TBL kali ini mengusung konsep yang berbeda dengan adanya sesi indoor dan outdoor. Seminar bertempat di auditorium, sedangkan Vesakh Garden Market yang diikuti oleh 20 tenant bazaar, dan Live Concert digelar di halaman Beacon Academy yang diisi oleh band-band Buddhis yang saat ini cukup populer, seperti Sadhu Band dan True Direction, serta penyanyi-penyanyi Buddhis seperti Odelia Sabrina, Harris Kristanto, serta dimeriahkan oleh Buddhist Reborn Dance Crew.

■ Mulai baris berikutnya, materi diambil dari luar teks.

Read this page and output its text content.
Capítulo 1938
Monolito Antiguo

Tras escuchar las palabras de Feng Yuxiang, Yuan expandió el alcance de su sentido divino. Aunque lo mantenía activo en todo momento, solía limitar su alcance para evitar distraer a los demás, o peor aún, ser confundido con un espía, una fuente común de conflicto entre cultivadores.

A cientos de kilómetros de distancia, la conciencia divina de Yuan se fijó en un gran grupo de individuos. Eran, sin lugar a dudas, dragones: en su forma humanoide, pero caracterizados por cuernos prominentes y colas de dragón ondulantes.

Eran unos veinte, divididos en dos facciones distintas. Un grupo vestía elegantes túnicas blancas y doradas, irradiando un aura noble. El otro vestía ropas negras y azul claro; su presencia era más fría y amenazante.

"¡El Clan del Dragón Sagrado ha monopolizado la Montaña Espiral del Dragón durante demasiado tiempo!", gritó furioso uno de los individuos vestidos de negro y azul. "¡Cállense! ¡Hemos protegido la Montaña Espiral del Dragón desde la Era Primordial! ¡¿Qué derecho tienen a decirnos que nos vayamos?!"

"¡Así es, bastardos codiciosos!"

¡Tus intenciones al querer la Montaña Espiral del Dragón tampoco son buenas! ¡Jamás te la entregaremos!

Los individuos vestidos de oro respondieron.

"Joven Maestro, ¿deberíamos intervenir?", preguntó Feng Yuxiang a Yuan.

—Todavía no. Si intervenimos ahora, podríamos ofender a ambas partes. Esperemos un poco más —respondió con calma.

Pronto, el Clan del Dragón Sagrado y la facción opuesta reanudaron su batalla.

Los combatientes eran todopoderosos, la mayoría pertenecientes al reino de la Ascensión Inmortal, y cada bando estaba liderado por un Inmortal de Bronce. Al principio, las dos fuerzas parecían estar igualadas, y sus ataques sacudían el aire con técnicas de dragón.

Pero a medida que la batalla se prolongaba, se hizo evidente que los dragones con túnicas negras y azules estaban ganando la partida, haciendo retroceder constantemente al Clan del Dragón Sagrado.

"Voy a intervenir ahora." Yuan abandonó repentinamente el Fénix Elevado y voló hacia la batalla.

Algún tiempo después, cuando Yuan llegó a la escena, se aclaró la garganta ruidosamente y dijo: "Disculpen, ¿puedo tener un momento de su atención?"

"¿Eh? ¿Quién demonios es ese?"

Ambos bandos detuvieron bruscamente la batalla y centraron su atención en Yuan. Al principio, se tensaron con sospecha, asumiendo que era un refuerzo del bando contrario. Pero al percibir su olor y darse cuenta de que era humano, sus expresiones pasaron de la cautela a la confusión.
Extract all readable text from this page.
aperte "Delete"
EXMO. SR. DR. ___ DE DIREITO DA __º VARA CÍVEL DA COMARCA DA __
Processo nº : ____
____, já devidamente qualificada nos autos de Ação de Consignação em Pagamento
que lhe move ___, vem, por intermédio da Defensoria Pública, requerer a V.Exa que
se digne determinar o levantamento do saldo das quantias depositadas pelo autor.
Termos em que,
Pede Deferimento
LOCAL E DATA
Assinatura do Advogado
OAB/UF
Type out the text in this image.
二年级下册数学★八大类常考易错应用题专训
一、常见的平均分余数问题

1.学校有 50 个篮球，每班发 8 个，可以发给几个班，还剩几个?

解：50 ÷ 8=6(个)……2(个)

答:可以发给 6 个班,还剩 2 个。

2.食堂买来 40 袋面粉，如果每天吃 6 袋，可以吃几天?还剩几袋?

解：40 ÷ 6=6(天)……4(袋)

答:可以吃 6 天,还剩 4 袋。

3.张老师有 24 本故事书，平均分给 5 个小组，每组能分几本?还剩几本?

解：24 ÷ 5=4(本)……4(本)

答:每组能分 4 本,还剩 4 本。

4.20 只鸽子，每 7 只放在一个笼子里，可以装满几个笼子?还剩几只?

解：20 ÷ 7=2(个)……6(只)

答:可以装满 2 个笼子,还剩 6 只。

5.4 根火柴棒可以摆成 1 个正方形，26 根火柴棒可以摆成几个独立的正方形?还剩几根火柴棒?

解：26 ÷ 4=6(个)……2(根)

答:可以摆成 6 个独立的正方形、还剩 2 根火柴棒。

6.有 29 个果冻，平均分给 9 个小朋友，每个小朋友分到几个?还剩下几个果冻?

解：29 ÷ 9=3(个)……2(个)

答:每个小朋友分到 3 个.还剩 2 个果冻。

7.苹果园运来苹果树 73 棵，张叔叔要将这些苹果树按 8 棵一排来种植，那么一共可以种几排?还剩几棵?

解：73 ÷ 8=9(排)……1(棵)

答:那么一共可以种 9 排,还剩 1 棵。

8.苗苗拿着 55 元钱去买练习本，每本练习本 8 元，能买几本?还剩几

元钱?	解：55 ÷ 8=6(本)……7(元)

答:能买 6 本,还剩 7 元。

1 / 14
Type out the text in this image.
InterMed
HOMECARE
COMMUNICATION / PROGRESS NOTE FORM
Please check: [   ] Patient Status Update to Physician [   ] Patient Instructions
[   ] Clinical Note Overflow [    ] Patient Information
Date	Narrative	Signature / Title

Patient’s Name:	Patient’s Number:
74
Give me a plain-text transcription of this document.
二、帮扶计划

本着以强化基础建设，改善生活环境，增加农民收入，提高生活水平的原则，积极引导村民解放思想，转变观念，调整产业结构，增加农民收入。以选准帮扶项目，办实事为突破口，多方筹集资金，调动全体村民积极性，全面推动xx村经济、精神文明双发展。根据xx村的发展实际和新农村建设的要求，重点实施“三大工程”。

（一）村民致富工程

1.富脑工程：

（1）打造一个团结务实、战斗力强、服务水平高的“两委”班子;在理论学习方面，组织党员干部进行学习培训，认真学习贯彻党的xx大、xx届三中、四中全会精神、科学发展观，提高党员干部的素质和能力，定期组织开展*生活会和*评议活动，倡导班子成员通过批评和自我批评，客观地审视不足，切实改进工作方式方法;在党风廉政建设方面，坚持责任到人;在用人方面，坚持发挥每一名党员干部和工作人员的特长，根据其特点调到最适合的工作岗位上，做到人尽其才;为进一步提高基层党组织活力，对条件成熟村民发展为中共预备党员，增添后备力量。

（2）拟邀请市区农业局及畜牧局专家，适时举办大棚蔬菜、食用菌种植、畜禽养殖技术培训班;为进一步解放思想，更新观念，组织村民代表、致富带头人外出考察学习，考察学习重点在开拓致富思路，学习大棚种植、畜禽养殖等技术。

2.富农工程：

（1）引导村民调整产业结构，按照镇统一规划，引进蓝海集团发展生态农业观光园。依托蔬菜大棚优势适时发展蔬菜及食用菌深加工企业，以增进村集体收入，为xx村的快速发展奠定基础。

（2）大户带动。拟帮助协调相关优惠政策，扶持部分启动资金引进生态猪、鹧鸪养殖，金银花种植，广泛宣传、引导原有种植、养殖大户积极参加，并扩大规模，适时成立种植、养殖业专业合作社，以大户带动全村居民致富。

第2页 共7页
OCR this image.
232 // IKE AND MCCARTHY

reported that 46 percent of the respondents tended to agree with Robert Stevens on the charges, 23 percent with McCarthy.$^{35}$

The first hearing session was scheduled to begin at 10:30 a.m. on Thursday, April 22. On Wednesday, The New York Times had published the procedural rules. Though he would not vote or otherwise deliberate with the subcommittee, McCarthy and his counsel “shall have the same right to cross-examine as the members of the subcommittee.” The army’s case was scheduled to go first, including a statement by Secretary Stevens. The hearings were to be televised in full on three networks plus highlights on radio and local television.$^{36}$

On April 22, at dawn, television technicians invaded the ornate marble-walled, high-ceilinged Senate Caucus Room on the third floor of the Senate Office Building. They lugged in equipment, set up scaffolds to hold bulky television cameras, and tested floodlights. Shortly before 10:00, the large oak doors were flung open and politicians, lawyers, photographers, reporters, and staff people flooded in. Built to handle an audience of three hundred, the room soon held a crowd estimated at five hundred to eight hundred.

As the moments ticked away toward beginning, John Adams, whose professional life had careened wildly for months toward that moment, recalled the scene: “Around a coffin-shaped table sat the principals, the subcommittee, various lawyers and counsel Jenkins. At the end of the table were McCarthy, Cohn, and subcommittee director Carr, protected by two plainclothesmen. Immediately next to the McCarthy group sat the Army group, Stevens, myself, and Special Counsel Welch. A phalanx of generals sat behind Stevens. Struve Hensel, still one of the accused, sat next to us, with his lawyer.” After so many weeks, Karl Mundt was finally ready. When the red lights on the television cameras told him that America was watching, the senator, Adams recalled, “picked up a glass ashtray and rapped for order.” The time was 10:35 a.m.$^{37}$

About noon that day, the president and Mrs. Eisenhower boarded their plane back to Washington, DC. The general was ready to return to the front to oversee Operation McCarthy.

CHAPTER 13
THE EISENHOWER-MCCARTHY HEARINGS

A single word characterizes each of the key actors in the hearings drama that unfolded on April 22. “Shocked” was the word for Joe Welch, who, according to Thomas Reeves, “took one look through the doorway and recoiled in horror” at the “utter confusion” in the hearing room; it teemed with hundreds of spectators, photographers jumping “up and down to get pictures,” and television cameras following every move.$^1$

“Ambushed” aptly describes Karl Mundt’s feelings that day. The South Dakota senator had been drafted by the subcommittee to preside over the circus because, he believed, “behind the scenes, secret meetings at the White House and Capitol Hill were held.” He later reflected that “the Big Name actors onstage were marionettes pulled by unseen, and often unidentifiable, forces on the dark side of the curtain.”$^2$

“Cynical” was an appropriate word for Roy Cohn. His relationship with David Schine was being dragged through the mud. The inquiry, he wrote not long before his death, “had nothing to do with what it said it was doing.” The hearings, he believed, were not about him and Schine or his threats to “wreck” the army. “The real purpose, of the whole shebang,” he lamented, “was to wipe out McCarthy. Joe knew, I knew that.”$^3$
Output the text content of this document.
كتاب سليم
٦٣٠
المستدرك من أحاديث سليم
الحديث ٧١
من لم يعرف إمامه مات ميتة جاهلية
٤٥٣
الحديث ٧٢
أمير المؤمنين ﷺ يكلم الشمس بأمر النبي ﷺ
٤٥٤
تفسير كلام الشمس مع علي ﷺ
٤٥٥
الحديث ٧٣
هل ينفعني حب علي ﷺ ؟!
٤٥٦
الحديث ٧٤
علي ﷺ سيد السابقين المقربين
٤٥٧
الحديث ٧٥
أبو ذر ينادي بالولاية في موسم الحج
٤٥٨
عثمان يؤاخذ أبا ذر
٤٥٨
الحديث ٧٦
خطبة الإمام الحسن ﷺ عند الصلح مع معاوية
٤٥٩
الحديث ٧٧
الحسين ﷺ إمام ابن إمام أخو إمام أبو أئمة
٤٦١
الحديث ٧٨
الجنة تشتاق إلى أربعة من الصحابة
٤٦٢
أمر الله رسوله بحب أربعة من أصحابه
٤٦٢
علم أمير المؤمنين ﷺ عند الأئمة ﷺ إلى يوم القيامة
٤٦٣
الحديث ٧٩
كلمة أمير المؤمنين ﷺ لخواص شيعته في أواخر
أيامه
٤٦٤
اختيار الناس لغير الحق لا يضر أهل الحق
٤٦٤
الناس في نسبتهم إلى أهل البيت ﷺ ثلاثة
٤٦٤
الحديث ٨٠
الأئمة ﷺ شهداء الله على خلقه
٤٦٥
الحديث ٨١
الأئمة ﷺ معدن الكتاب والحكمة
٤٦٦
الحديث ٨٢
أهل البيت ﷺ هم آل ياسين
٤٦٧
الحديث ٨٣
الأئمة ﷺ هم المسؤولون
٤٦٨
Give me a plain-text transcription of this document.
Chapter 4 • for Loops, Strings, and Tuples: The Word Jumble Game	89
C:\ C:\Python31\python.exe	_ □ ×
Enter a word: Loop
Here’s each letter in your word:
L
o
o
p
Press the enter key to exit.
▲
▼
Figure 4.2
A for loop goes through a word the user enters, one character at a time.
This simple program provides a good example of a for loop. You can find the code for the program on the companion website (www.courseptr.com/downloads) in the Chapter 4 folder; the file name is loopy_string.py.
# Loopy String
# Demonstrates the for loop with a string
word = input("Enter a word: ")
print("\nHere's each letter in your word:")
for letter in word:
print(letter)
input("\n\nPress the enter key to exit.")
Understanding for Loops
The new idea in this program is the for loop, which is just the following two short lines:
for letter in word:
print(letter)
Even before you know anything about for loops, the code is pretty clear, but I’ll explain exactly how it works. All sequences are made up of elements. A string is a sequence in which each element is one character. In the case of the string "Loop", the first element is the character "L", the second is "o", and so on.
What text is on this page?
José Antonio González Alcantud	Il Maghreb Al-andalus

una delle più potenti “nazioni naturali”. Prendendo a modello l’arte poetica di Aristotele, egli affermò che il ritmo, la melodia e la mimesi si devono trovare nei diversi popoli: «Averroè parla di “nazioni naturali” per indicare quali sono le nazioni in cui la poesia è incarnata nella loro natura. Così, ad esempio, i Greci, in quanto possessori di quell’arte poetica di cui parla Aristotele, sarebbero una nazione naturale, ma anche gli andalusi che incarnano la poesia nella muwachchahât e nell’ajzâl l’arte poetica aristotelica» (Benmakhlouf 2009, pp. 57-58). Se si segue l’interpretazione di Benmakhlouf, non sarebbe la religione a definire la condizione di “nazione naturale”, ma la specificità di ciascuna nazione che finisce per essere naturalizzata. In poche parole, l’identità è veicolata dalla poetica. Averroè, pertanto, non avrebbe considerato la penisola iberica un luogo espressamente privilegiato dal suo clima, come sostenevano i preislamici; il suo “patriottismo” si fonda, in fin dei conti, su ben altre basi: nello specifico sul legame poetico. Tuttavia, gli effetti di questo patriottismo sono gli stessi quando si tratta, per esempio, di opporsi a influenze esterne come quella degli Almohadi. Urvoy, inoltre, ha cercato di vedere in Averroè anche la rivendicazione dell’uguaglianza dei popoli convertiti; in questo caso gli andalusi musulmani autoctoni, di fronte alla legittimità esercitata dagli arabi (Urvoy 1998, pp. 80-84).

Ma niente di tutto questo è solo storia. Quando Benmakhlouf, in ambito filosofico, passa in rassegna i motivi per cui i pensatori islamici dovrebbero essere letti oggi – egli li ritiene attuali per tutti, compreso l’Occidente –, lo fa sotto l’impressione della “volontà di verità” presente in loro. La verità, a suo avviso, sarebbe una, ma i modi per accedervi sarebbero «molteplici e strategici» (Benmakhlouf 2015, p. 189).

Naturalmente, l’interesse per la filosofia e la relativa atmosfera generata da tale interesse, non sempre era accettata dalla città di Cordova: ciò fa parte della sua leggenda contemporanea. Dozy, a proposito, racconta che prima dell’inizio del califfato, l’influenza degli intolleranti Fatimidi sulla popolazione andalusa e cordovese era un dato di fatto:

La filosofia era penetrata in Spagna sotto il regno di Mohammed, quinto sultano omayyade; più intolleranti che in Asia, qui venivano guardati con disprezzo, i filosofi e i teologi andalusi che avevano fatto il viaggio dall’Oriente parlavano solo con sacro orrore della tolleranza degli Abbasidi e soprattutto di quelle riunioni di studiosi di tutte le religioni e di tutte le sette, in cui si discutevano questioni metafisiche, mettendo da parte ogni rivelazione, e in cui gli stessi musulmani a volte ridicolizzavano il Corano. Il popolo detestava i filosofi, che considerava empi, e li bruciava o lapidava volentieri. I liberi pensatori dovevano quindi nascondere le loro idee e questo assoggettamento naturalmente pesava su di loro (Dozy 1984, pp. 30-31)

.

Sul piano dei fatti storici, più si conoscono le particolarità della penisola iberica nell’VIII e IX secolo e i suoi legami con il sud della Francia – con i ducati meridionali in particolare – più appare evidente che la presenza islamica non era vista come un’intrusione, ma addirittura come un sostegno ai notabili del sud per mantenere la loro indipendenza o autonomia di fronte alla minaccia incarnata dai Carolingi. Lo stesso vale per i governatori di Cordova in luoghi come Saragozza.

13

Dibuka dengan inspirasi dari pengusaha muda yang sukses mengharumkan Indonesia di kancah internasional, Yasa Singgih. Ia pagi itu langsung menggebrak dengan pesan bahwa untuk bergerak, usahakan sejak sedini mungkin tanamkan konsep: “Bila tak mampu berlari, tetaplah berjalan”. Intinya, yang penting tetap bersedia bergerak dan sekaligus bersedia banyak belajar dari siapa pun, di mana kuncinya adalah kerendahan hati supaya mampu menampung semua ilmu dan juga siap apabila segala sesuatunya kurang berjalan sesuai harapan karena ketidakpastian hidup. Berikut fakta bahwa ‘melepas’ adalah salah satu kunci kesuksesan, entah itu berdana ilmu, tenaga, materi hingga spiritual, karena rezeki juga kebahagiaan justru mengalir lebih deras dari proses melepas dan berbagi ini. Pantang menyerah, rendah hati, melepas dan berbagi, serta jangan lupakan berbakti, adalah kunci utama dari apa yang disampaikan Yasa sebagai pembuka rangkaian inspirasi pada pagi nan cerah itu.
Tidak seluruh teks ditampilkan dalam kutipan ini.